Алена Карась
- Мне всегда казалось, что ты сугубый человек театра. То, что происходило в легендарном Подвале Среднего Каретного переулка, где была твоя Мастерская в начале 90-х, было неповторимой театральной вселенной. В твоей Мастерской на Беговой, в ЦДР, тоже возник уникальный театр. И вдруг кино.
— Амаркорд.
— То есть сладостные воспоминания детства?
— Как у всякого, кто вырос с бабушкой на хуторе, в школу пошел в маленьком районном центре и ни о каком театре не имел никакого представления. Все, что я знал о театре, — это то, что это какая-то приставка к слову «кино» — Кинотеатр, где, собственно, и прошло мое детство с пяти до четырнадцати, главная страсть детства — да и жизни с периодами размолвок и обид иногда на десятилетия.
— То есть попытка возврата к первой любви.

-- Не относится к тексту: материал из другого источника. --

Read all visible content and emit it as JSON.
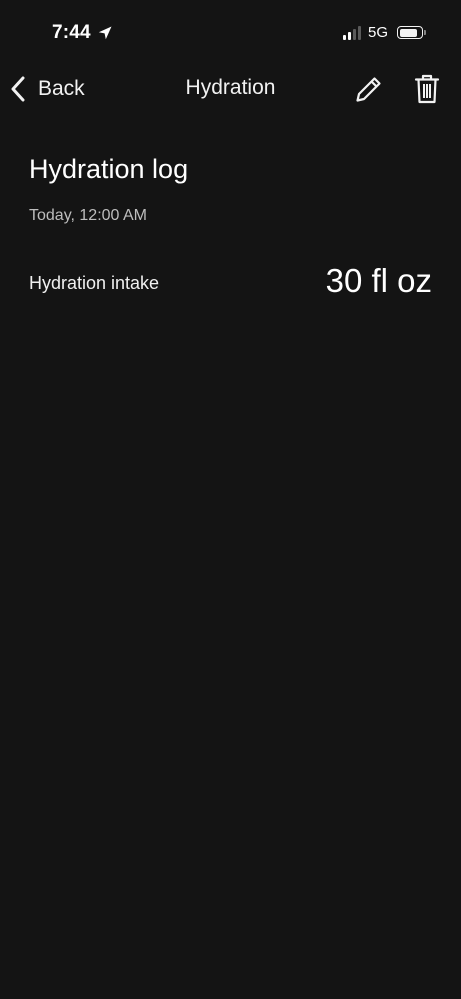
{
  "status_bar": {
    "time": "7:44",
    "network": "5G",
    "location_icon": "location-arrow-icon",
    "signal_icon": "cellular-signal-icon",
    "battery_icon": "battery-icon",
    "signal_bars_active": 2,
    "signal_bars_total": 4,
    "battery_level": 0.85
  },
  "nav": {
    "back_label": "Back",
    "title": "Hydration",
    "back_icon": "chevron-left-icon",
    "edit_icon": "pencil-icon",
    "delete_icon": "trash-icon"
  },
  "log": {
    "title": "Hydration log",
    "timestamp": "Today, 12:00 AM",
    "intake_label": "Hydration intake",
    "intake_value": "30 fl oz"
  },
  "colors": {
    "background": "#141414",
    "text_primary": "#ffffff",
    "text_secondary": "#bdbdbd"
  }
}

— От нее ведь никуда… Так что я невероятно благодарен Школе нового кино, ведь казалось, что уже никогда…
— То есть Подвал был формой кино?
— Все мы родом из детства. Мы все беременны — не скажу осколками, скажу семенем, попавшим в наши детские глаза и уведшим нас в этот мир, можно сказать — Снежной королевы, можно сказать — мечты, где мы пытаемся собрать это странное слово «вечность». Мы все Каи в детстве, и некоторых не нашла Герда.
— И этот осколок или семя попадает и в глаза маленьких Герд, и они тоже оказываются в царстве Снежной королевы и там складывают это слово «вечность», но некоторых не находит их Кай?
— Да. И это значит, что это был не осколок, а семя. И они так и остаются беременными, завороженными, не принадлежащими этому миру. Многие пытаются вырваться, у них случаются выкидыши, и они возвращаются в так называемый реальный мир, но…
— И этих завороженных, беременных и тех, кто попытался вернуться, но без этой попытки складывания слова «вечность» жить не в силах, ты ищешь?
— Да.
— Петербургский театровед и автор большого исследования о твоем театре Игорь Вдовенко говорит, что когда смотришь в записи спектакли прошлого, то видно, что это театр, то есть нечто, жестко привязанное ко времени, а когда смотришь спектакли Подвала, этой привязки ко времени нет… они как бы вне времени. И когда вспоминаешь их, то понимаешь, о чем идет речь… Да, это была живая, текучая, нежная субстанция ежесекундных перемен, происходящих прямо на глазах с кинематографической достоверностью… Почему-то сейчас вдруг вспомнила, как в «Луне для пасынков судьбы», которую ты поставил в Театре на Литейном в конце 90-х, главный герой курил, держа сигарету вертикально, и столбик пепла в луче света все рос и рос, пока не обрушивался на пол как какая-то страшная, но нежная катастрофа, а потом в конце дым сигареты и Альбинони, а уже никого нет… страшное живое кино. Вернувшись в Москву в 2011-м, ты начал делать нечто совсем противоположное… Тонкое паутинное кружево человеческих отношений сменилось тотальным одиночеством актера на сцене и поэзией, то есть складыванием этого самого слова «вечность» в царстве Снежной королевы.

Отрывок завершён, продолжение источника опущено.